Mastering Refactoring: When and How to Move Methods, Fields, and Classes
This article explains core refactoring techniques—Move Method, Move Field, Extract Class, Inline Class, Hide Delegate, Remove Middle Man, Introduce Foreign Method, and Introduce Local Extension—showing when to apply each, how to identify candidates, and the benefits for cleaner, more maintainable object‑oriented code.
In object‑oriented programming, clearly define each object's responsibilities; a class should do only what it is meant to do and fulfill its duties.
1. Move Method
Class behavior must follow the single‑responsibility principle; avoid overstepping. If a function interacts more with another class than its own, create a similar function in that other class, delegate the original, or remove it.

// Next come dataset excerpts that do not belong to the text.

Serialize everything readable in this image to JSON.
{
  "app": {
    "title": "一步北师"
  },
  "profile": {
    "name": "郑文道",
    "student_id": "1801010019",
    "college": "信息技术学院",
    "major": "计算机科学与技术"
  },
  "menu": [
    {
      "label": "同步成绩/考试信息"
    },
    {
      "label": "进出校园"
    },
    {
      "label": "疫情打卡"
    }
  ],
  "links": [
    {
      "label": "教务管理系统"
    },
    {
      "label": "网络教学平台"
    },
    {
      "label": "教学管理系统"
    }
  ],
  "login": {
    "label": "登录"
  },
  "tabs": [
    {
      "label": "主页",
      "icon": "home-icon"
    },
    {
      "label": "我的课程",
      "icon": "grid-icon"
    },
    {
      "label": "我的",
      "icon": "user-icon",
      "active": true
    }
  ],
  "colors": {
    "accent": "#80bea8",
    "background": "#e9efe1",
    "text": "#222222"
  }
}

Moving functions is a pillar of refactoring. When a class has too many responsibilities or is highly coupled with another, move functions to simplify classes. Identify functions used more on another object than its own, examine callers and callees, and decide where to move.
2. Move Field
Fields should reside where they are most used. If a field is used more by another class, create the field in the target class and update all users to use the new field.
3. Extract Class
A class should be a clear abstraction handling specific responsibilities. When a class grows too large, create a new class and move related fields and methods to it. This prevents a “big ball of mud” and improves understandability.
4. Inline Class
If a small class no longer has enough responsibility, move its features into another class and delete the original.
5. Hide Delegate
Clients call another object through a delegate class. Build all needed functions on the service class to hide the delegation, reducing client knowledge of the underlying structure and easing future changes.
6. Remove Middle Man
When a service class becomes a simple pass‑through, let clients call the delegated class directly, eliminating unnecessary middle‑man code.
7. Introduce Foreign Method
If you need a new function for a service class you cannot modify, add the function in a client class and pass the service instance as the first parameter. This avoids duplicating code across clients.
8. Introduce Local Extension
When multiple extra functions are needed for a class you cannot change, create a new class that extends or wraps the original, providing all additional features in one place.